Compiler-Based Performance Evaluation of an SIMD Processor with a Multi-Bank Memory Unit

Abstract

The single instruction multiple data (SIMD) architecture is very efficient for executing arithmetic intensive programs, but frequently suffers from data-alignment problems. The data-alignment problem not only induces extra time overhead but also hinders automatic vectorization of the SIMD compiler. In this paper, we compare three on-chip memory systems, which are single-bank, multi-bank, and multi-port, for the SIMD architecture to resolve the data-alignment problems. The single-bank memory is the simplest, but supports only the aligned accesses. The multi-bank memory requires a little higher complexity, but enables the unaligned accesses and the stride accesses with a bank-conflict limitation. The multi-port memory is capable of both the unaligned and stride accesses without any restriction, but needs quite much expensive hardware.

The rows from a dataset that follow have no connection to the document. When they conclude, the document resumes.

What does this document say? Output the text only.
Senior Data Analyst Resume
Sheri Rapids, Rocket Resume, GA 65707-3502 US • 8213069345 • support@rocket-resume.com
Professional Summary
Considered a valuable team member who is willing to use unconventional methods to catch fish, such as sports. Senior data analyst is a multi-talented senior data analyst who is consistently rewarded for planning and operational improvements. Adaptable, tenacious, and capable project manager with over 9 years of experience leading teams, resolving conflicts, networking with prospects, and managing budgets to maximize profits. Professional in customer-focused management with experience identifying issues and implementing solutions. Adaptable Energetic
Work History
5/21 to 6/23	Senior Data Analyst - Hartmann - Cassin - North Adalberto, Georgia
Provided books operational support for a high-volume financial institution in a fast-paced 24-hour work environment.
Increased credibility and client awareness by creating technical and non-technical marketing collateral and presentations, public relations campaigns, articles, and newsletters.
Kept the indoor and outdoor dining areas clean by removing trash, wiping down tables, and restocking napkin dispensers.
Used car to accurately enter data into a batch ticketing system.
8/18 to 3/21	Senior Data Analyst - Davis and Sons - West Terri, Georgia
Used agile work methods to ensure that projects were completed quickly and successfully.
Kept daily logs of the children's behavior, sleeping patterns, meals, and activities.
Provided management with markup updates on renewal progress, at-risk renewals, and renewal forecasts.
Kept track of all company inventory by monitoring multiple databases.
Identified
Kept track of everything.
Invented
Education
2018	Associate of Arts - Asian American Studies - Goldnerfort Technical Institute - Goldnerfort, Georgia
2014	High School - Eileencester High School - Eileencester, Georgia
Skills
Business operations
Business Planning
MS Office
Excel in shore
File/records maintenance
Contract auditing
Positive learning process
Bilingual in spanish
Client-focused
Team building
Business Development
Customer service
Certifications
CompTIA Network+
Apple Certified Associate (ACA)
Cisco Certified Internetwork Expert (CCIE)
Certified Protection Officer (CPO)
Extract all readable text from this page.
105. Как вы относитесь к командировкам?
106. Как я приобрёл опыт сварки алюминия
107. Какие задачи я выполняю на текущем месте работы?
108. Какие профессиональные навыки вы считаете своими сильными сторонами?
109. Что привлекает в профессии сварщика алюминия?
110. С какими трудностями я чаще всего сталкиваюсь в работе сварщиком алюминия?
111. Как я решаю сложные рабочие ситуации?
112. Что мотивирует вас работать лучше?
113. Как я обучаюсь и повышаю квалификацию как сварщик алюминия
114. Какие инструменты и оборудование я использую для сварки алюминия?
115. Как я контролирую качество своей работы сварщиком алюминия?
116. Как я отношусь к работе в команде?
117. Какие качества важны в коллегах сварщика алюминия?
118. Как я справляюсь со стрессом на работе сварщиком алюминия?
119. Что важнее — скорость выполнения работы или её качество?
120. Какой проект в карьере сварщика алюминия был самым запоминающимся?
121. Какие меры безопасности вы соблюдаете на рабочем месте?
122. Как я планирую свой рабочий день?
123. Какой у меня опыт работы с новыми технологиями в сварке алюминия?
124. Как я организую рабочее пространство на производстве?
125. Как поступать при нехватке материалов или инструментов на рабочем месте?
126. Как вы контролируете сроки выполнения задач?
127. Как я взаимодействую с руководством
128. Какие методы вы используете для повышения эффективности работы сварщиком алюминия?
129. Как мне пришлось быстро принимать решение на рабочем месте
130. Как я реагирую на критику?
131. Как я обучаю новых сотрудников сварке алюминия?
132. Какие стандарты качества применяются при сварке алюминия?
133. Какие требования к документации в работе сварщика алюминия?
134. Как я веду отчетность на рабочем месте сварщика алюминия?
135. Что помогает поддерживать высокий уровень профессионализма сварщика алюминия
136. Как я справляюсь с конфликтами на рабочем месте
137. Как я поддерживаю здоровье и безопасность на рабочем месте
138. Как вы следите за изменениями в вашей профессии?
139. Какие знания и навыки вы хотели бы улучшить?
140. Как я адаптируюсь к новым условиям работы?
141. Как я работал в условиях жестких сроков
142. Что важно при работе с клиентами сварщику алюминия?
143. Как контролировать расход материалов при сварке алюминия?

We also developed a vectorizing compiler that can conduct dynamic memory allocation and SIMD code generation. The performances of the three memory systems with our SIMD compiler are evaluated using several digital signal processing kernels and the MPEG2 encoder. The experimental results show that the multi-bank memory can carry out MPEG2 encoding 5.8 times faster, whereas the single-bank memory only achieves 2.9 times speed-up when employed in a multimedia system with a 2-issue host processor and an 8-way SIMD coprocessor. The multi-port memory obviously shows the best performance, which is however an impractical improvement over the multi-bank memory when the hardware cost is considered.